Positiv hervorzuheben sind der Hardcover-Einband und das dicke Papier, welches verwendet wurde. Gelegentlich werden feststehende Begriffe direkt übersetzt (z.B. S. 91: „Geschäftsbesorgungsvertrag“; S. 183: „Verwahrungsvertrag“). Dies kann schnell an der Klammer und dem Kursivdruck erkannt werden. Dadurch wird dem Leser das Nachschlagen in einem Wörterbuch erspart.

Es sind sowohl Inhaltsübersicht als auch Inhaltsverzeichnis vorhanden. Ein Literaturverzeichnis ist jedoch nicht zu finden.

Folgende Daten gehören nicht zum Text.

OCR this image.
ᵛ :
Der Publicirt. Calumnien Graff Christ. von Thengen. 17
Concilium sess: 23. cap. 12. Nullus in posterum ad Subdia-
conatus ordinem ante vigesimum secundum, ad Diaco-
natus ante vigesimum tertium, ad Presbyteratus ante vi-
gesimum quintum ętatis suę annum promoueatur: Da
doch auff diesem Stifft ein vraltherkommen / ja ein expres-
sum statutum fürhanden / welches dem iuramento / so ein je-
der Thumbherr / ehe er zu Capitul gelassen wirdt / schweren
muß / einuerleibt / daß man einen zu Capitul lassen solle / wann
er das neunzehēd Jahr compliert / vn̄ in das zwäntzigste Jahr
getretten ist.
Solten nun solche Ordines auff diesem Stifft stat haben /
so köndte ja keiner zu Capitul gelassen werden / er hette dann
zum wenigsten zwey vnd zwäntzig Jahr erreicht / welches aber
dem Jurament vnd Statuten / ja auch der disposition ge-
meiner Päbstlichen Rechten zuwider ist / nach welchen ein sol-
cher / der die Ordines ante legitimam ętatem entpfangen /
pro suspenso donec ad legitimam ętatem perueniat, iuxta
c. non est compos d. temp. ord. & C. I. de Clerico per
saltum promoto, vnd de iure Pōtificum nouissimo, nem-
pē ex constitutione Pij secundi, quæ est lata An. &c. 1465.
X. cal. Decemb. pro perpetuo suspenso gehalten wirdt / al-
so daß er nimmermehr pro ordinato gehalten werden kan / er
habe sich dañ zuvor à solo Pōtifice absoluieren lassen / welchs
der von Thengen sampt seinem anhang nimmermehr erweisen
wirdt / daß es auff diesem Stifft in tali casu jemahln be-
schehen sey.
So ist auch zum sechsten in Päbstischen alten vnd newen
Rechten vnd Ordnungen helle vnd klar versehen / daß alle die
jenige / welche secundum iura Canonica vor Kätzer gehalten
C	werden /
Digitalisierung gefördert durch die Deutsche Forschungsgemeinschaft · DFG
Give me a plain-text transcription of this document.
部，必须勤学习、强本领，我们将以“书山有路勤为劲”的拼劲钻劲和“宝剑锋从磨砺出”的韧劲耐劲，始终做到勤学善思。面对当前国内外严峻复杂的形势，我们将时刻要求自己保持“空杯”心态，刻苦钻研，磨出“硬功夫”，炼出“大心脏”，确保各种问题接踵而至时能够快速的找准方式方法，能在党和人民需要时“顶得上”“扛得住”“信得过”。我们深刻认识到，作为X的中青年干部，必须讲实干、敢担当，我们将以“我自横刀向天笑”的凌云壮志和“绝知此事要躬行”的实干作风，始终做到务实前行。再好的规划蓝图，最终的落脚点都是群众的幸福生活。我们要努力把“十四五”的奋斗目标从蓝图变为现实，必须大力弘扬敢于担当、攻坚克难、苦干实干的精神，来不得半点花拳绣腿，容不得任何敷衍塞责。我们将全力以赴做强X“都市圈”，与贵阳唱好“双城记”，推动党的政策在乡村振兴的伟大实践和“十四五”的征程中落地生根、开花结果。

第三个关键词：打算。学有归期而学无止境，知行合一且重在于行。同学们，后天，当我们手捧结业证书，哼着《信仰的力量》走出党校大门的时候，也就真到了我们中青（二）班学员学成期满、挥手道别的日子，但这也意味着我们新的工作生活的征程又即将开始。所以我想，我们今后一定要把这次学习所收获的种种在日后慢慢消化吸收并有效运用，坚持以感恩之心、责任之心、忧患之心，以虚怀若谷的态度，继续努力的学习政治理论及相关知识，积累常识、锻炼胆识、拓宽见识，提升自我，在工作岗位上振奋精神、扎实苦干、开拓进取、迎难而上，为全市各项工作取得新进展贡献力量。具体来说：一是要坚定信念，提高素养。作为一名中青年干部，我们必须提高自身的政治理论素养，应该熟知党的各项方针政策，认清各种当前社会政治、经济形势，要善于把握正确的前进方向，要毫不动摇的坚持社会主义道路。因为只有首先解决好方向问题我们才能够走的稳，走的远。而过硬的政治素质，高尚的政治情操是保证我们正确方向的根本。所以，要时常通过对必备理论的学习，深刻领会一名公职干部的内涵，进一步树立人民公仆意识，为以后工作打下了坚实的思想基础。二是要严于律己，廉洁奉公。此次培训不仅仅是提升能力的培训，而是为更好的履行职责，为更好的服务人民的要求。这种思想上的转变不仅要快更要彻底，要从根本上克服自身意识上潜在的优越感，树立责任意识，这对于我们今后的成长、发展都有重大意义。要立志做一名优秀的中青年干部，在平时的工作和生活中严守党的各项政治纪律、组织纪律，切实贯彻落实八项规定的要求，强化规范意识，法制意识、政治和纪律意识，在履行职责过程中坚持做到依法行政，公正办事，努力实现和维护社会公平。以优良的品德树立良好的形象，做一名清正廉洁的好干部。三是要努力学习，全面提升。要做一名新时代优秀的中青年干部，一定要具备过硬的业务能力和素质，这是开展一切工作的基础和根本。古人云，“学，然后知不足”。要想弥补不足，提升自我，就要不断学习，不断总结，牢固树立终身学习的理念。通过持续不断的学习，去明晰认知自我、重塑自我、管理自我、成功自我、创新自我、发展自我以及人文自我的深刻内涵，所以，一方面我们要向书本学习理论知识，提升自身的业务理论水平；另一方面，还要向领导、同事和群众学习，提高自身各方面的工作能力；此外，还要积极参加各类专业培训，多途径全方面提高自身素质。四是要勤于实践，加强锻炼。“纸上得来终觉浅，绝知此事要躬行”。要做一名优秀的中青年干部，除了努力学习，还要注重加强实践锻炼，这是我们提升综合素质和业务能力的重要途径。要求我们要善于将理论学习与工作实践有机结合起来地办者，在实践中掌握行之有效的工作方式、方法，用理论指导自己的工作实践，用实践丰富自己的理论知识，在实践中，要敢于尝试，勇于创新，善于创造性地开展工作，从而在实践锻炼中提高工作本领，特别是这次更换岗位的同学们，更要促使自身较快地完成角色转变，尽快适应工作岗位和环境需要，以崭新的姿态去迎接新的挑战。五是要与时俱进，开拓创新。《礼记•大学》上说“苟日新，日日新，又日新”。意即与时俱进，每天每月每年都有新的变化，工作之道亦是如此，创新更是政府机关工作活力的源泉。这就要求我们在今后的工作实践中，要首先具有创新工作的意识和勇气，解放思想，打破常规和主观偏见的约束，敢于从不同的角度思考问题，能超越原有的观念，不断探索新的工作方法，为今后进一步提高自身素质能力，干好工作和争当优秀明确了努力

Das Werk arbeitet mit Urteilen, sodass der Leser bei Bedarf auf fundierte Informationen aus der Judikatur zurückgreifen (z.B. S. 120 f.) und auch eigenständig recherchieren könnte.

Fazit: Das Werk eignet sich insbesondere für Menschen, welche nicht der deutschen, aber der englischen Sprache mächtig sind und die das deutsche Vertragssystem dennoch verstehen möchten. Dies trifft z.B. auf Anwälte zu, die auch im deutschen Recht beratend tätig seien wollen. Ebenfalls können Personen das Werk nutzen, die das deutsche Recht bereits kennen, für die allerdings die juristische Thematik auf englisch Neuland darstellt. Mit Hilfe des Werkes kann also die Lehre erheblich vereinfacht werden, da keine eigenständige Übersetzung vonnöten ist. Demnach ist das Werk in der Lage, die auf dem Markt bestehende Lücke zu schließen und nebenher auch wertvolle Praxistipps einfließen zu lassen.

Besonders ist auch die englische Übersetzung der relevantesten Normen des HGB und des ProdHaftG. Diejenigen des HGB, welche online verfügbar sind, sind – soweit ersichtlich – auch nicht leserfreundlich dargestellt, nicht in Form einer Gegenüberstellung deutsch-englisch und/oder kostenpflichtig, sodass diese auch nur mit Mühen, Einschränkungen oder eben finanziellem Einsatz zu beschaffen wären. Auch in diesem Punkt weiß das vorliegende Werk durchaus zu überzeugen.